A natural parenting instinct is to bring your child in close to protect them when they feel scared or anxious.
If you do this every time they are greeted by something they are fearful of, for example, a dog, they will learn that their phobia is justified. In fact, phobias are generally irrational fear of something.
This reaction will also communicate to your offspring that Mommy’s arms are the only place you will get comfort and be safe from a particular thing.
This is an unhealthy notion to convey.
Of course, in scooping a child up into your arms, you are merely trying to offer comfort.
Unfortunately, by doing so, you are likely to compound their fears further.
Instead, try to offer positive words, such as, “The lady has the dog on a leash, and she will make sure it doesn’t come near you unless you want it to.” or “I know you’re probably feeling a little bit scared right now, but everything is ok.”
Talk to them about it
Avoiding the subject of phobias can make it almost taboo in some ways.
This is not a healthy approach to dealing with fear.
Speak to your child openly about the thing or things they are afraid of and come up with ways forward, together.
For example, if a child is petrified of thunder, discuss what it is, how it is made, and come up with some funny similes about it, such as “This thunder is as loud as Daddy’s rumbling tummy before he has dinner.”
Then each time the stormy weather begins, you could bring up how hungry the child’s father must be.
Being honest about your own fears can be useful, too, though it is crucial to avoid projecting onto them and making the situation worse.
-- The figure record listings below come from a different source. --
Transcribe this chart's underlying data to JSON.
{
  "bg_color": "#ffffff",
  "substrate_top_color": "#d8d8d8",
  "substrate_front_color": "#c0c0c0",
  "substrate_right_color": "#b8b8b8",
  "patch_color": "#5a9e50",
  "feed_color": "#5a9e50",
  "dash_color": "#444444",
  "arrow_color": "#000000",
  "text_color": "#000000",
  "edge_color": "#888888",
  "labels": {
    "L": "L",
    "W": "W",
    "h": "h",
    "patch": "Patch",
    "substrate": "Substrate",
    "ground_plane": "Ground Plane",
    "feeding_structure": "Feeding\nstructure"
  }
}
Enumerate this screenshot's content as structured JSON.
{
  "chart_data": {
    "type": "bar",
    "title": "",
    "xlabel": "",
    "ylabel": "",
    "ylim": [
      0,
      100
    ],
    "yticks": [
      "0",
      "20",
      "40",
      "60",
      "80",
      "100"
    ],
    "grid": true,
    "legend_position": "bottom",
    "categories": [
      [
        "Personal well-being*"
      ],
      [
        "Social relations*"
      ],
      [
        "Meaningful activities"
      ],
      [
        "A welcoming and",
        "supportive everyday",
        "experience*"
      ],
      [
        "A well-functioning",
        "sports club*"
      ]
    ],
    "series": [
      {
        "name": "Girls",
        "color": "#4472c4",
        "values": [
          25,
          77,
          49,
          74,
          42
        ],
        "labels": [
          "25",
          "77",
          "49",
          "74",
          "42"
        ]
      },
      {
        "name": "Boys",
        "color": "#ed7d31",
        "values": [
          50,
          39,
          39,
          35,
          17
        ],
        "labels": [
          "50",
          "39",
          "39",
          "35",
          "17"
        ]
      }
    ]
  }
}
Always insist that it is natural to be fearful of certain things, but you realize it will not serve any purpose in your life.
Face it together
No one is saying that you should force your child to face their fears but encouraging them to do so could be precisely what they need.
Start small, such as pointing out a spider in the home.
Discuss how it is probably afraid of you both, too.
It would also be worthwhile talking about the advantages of having some spiders within your property.
The more they know about something, the less the worry because it is often the unknown that is troubling.
Of course, if there were an outbreak of them, a company dealing in spider pest control may be your answer, as this would be too huge a challenge to begin with.
Alternatively, rather than facing the fear in your home environment, you could visit a zoo where people are able to touch and hold the creepy crawlies.
It may not work, but sometimes the peer pressure of being around others who are willing to give it a go can be a helpful strategy.
Many things that children fear, such as the dark, dogs, bugs, needles, storms, are no longer scary once we become an adult.
Therefore, it can be tempting to respond in a somewhat blasé way when a child has expressed their concerns about feeling frightened.
For example, if you take your child for their booster shots at the doctor and they say they are afraid, rather than saying there’s nothing to be scared of, try validating them.
“Lots of children feel frightened just like you,” is a great way to start the conversation.
Depending on the age of the child, you could even explain the purpose of the jab and what could happen without it.
Of course, you do not want to scare them further; it’s a fine balance and only you know how much your child can cope with.
After getting the shot, remember to praise your child for their bravery and doing something that made them feel uncomfortable.
Recognize that not all phobias are equal
While it would be easy to assume that all phobias are things we would like our children to overcome, this does not actually need to be the case.
In fact, not all fears are equal and by treating them as such, we could potentially undermine the importance of facing fears which actually could make a difference within a child’s life.
Being afraid of taking a trip to see the dentist is a phobia that must be faced.
Without doing so, problems with teeth could go untreated and become an even larger issue, both painful and uncomfortable.
It is clear, therefore, that this is something you must help your child to get over or at least make it less of a concern.
On the other hand, you have phobias such as scary movies and snakes, which although they can potentially cause some issues, they can be avoided for the most part.
For example, children can say they don’t want to watch something frightening on TV and move themselves into a different room.
As for snakes, if they visit someone’s house where there is one, they can say they would prefer not to be near it.
By recognizing that not all phobias are equal and that there is almost a hierarchy of them, you are establishing which things need to worked on and which can be left.
Dealing with worries about being alone in the dark is something that must be done.
However, forcing your child to watch scary movies when there is absolutely no need is over the top and could be counterproductive.